Growth curves from all individual replicates were analyzed using the R package Growthcurver [27]. Briefly, a logistic model was fitted to each growth curve from which the carrying capacity, initial population, growth rate, maximum growth rate, and doubling times were calculated. Additionally, the area under the curve was calculated by integration, which summarizes the contributions of carrying capacity, initial population, and growth rate in one parameter. Then replicates of each of these parameters were averaged and used for comparisons between treatments. For each of the dispersant groups, each parameter was compared by a Welch’s ANOVA test to evaluate if there were differences between the means of the treatments: dispersant alone (None), dispersant + SWNTs with corrected concentration (Corr), dispersant + SWNTs full strength (Full), and water. Following a positive Welch’s ANOVA, Games-Howell’s tests with confidence intervals of 0.95 were performed to identify the treatments that were significantly different from each other. These tests were chosen over the traditional ANOVA and Tukey’s tests because the data violated the assumption of homogeneity of variance.
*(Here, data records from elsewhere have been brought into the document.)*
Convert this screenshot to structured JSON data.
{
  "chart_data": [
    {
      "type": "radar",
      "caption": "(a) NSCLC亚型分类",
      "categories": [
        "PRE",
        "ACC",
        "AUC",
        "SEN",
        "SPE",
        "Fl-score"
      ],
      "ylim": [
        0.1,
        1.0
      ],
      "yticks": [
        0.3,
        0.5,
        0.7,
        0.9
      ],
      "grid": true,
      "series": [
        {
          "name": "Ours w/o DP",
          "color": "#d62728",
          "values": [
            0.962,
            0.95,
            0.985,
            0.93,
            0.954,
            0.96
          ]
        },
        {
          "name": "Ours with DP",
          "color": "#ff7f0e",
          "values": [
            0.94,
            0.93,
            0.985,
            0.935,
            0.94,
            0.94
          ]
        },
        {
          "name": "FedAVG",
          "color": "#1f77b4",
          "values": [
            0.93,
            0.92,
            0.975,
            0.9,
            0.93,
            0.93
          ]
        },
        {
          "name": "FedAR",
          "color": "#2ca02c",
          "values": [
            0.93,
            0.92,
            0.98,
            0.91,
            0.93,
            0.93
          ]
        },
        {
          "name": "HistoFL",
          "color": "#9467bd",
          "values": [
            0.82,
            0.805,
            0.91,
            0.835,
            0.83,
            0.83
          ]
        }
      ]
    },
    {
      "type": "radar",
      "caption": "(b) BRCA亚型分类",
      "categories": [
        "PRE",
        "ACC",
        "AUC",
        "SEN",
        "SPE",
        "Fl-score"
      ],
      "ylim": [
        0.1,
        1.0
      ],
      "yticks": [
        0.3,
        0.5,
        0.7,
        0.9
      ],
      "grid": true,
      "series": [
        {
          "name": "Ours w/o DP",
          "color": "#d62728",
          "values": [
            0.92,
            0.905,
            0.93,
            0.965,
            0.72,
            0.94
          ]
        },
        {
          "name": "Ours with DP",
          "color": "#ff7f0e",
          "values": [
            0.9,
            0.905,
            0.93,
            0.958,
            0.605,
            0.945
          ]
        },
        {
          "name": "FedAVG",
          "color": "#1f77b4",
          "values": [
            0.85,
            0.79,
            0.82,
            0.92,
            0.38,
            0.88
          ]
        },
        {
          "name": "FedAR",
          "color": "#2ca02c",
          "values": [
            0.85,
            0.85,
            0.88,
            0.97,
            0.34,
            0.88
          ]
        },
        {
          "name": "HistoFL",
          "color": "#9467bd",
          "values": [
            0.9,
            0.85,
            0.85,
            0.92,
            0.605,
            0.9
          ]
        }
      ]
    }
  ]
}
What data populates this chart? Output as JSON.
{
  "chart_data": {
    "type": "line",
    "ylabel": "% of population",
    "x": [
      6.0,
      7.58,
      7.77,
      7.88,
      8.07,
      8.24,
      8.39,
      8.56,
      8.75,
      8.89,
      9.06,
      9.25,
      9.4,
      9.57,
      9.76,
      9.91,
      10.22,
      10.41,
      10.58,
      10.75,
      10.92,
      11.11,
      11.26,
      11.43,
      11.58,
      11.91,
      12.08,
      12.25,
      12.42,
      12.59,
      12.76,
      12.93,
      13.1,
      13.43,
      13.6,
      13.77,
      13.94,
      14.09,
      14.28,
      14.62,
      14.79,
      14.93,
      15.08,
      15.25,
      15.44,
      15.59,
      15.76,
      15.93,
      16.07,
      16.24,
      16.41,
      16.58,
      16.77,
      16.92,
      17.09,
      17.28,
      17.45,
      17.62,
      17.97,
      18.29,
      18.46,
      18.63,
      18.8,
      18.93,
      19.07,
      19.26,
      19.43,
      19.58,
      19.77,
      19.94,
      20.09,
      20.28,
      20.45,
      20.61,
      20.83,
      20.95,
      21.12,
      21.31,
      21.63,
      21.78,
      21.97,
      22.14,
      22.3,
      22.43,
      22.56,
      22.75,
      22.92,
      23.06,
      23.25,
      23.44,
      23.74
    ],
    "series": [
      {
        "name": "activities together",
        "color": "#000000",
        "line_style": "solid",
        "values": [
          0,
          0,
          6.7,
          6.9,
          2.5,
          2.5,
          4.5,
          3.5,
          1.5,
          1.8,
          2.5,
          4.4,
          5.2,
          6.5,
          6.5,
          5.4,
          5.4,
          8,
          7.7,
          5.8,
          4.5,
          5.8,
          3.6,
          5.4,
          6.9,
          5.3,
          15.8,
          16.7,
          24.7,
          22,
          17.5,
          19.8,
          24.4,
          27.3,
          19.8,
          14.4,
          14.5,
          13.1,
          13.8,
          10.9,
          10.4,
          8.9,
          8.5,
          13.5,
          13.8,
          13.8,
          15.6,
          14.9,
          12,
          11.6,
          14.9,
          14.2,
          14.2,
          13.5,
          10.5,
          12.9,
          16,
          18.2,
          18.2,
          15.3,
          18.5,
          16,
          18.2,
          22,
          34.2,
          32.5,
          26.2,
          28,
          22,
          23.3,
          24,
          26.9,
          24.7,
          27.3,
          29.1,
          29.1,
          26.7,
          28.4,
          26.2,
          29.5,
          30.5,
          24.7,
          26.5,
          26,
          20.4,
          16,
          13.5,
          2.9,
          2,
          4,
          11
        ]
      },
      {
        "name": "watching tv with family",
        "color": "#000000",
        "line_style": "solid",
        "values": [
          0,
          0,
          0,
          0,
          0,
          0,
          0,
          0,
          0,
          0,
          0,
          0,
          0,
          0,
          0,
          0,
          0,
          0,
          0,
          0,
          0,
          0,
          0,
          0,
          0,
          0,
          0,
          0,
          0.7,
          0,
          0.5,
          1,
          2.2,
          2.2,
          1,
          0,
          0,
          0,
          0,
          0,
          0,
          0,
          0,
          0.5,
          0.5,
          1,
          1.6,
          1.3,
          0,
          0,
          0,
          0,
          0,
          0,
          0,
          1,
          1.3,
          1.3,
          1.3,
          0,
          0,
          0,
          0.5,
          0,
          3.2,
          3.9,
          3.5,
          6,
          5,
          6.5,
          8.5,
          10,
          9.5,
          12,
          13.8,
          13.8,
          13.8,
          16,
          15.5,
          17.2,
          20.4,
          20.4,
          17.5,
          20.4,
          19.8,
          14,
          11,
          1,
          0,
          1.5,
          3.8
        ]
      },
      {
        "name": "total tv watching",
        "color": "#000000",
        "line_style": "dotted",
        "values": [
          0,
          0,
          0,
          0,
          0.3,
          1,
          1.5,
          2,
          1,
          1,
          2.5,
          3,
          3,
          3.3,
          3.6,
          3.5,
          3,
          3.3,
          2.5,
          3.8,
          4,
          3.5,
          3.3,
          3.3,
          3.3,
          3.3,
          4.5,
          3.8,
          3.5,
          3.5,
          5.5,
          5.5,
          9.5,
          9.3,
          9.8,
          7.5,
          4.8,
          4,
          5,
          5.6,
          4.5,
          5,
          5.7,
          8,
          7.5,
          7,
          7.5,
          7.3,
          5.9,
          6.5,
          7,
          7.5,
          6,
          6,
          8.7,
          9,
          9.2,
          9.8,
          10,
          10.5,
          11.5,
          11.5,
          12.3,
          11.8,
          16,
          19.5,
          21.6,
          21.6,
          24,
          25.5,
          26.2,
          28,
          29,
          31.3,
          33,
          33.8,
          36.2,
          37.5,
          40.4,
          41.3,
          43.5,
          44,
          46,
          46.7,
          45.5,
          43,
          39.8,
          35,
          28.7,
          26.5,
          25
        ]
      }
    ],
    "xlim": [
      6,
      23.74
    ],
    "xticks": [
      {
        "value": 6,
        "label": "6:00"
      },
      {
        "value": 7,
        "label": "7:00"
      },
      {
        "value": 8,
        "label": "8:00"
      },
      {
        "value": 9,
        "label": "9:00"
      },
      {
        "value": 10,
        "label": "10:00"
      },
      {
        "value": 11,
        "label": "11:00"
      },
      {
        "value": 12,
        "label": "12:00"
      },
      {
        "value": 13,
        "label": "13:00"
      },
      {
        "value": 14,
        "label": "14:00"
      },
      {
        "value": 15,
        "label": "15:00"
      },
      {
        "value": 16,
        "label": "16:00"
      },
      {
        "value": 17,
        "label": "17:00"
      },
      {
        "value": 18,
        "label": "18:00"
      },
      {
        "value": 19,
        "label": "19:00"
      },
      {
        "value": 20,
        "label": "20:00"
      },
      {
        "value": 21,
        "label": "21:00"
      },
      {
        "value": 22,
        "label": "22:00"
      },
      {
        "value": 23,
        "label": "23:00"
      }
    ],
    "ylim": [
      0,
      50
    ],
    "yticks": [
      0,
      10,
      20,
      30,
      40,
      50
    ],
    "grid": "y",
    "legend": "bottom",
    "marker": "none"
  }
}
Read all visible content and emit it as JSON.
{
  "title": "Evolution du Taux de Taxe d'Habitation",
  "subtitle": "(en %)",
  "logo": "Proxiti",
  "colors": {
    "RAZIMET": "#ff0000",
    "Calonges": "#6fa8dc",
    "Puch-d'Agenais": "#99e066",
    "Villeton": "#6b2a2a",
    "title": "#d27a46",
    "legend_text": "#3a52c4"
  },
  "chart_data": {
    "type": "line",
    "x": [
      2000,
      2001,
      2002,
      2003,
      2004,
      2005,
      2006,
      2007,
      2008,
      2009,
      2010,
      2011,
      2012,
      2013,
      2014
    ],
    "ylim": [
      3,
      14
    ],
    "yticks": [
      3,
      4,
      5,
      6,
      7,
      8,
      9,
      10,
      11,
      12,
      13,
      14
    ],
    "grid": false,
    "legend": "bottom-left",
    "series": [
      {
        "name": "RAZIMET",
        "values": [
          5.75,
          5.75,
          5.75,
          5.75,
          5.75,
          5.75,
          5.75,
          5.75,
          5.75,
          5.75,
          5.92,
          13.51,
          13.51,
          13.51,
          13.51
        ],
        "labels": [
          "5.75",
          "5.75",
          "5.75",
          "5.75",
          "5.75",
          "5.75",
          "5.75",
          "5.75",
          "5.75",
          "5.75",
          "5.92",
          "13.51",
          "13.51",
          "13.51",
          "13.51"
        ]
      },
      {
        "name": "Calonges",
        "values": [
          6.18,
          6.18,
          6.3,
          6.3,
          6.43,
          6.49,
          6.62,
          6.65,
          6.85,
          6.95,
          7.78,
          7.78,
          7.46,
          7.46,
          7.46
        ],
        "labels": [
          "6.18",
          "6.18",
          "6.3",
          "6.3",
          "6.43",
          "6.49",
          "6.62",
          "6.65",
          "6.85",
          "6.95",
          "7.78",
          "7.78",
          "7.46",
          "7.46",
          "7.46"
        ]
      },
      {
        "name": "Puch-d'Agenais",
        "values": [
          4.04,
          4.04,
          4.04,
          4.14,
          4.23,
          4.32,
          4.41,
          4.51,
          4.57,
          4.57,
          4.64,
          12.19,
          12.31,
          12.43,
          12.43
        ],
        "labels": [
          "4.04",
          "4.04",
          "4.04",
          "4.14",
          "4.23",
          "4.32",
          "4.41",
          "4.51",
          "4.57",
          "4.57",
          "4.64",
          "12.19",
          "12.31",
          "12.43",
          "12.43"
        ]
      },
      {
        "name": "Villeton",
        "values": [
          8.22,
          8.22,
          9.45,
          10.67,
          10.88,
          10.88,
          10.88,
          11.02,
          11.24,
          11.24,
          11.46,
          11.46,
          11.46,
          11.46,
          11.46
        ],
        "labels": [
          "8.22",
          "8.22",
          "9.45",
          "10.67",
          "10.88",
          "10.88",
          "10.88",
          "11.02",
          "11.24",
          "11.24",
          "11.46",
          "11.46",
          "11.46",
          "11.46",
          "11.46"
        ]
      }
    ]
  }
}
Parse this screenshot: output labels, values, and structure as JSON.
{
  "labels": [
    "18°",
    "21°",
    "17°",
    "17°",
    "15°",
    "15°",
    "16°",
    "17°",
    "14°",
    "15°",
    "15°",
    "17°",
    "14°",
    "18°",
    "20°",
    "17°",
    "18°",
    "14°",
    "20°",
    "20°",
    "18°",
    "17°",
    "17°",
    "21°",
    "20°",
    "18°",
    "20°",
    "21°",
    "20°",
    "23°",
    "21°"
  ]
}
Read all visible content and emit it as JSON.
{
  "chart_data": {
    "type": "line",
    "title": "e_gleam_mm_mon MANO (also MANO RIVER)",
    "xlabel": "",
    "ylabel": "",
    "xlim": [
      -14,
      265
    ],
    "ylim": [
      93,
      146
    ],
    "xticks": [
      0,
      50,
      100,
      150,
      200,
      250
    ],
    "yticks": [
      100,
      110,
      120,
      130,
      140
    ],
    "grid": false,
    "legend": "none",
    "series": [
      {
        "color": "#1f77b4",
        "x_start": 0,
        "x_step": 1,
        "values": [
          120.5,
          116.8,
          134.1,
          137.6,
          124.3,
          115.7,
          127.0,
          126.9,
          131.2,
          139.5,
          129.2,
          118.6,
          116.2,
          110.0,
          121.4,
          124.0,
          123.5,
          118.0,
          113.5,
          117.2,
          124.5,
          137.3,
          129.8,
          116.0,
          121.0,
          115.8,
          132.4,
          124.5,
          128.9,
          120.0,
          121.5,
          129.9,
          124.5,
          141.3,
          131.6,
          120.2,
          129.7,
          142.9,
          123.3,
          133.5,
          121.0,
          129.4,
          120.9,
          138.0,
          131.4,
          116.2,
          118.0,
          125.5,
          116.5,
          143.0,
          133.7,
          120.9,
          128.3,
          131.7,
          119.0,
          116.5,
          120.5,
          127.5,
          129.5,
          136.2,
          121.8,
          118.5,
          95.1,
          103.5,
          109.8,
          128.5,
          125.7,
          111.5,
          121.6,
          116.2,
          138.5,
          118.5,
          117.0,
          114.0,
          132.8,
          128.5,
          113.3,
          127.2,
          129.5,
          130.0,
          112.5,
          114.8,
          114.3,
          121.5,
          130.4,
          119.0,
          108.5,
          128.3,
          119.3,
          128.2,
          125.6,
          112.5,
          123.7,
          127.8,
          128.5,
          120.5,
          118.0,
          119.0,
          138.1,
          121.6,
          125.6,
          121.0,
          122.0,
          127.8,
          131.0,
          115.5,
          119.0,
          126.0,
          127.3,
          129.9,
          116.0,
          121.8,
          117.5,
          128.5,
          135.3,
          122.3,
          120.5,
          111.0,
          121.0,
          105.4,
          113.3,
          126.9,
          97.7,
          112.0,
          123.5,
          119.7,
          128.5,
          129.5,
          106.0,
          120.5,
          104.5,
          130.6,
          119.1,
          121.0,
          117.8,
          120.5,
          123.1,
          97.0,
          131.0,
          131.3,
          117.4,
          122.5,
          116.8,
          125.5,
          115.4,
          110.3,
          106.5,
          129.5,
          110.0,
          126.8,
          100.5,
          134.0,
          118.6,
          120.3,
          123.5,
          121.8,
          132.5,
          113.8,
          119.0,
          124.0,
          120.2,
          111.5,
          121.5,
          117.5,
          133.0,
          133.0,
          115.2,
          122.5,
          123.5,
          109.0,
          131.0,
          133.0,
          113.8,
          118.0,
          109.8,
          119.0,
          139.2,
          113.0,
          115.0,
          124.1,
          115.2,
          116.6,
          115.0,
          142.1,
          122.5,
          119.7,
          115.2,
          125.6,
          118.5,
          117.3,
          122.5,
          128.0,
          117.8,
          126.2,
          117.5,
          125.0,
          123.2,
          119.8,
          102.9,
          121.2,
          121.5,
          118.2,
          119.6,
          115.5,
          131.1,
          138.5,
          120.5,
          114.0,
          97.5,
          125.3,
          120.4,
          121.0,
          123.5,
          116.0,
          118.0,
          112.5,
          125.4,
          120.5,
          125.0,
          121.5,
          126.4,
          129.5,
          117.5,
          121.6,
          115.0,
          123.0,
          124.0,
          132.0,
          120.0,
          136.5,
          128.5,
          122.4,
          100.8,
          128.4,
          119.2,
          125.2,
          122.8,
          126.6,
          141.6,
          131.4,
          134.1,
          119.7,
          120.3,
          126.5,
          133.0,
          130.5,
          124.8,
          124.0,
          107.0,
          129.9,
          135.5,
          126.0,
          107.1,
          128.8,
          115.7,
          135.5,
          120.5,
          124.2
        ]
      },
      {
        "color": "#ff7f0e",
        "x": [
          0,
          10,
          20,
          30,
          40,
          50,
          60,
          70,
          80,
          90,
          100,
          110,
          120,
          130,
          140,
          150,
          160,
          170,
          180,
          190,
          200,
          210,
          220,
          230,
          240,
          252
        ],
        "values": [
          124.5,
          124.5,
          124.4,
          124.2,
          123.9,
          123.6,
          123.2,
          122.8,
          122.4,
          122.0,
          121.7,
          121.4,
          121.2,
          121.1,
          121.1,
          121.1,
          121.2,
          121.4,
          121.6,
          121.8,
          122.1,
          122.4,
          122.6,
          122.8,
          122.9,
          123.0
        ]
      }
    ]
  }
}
In the case of CFU counts, non-parametric methods were preferred since the data were not normally distributed. For each dispersant, the Kruskal-Wallis test (analogous to ANOVA) was first conducted to evaluate if there were differences between the means of the treatments: dispersant, dispersant + SWNTs with corrected concentration, dispersant + SWNTs full strength, and water. Following a positive Kruskal-Wallis, Dunn tests (analogous to Tukey’s test) were performed, in the same manner as described above. Again, inhibition was considered as a significant difference between a treatment and the water control. All analyses and plots were performed and drawn, respectively, in R-studio. Charts were drawn in Adobe Illustrator.

4. Conclusions

Our results highlight that attributing the presence or absence of SWNT dispersion antibacterial activity to the SWNTs alone can be an oversimplification. Activity measurements can be strongly affected by synergistic interactions between SWNTs and dispersants which exert stress on the cells. In this study, SWNTs were not able to kill healthy Staph. aureus cells in the absence of dispersants that are known to induce bacterial stress. None of the samples were active against Salmonella; this is attributed to Gram-negative bacteria being less vulnerable to cell wall stress. The discovery that SWNTs can be dispersed in TSB provides an opportunity for future research that includes both this growth media and more commonly used dispersants to further decouple SWNT and dispersant effects. Such future studies will extend understanding of how combinations of SWNTs and dispersants interact with microbial cells and the combined mechanism(s) by which they can drive cell lysis. Such studies will also need to take into consideration the bacterial type and environment, the SWNT type and dispersion state, and other potential confounding factors. They should also include careful study of bacteria under different sensitization factors using both standard microbiological methods and methods such as atomic force microscopy. While this study was limited to pristine SWNTs, it is hoped that these results will also result in consideration of dispersants and other potential physiological stressors in studies of other nanomaterials including graphenes and MXenes.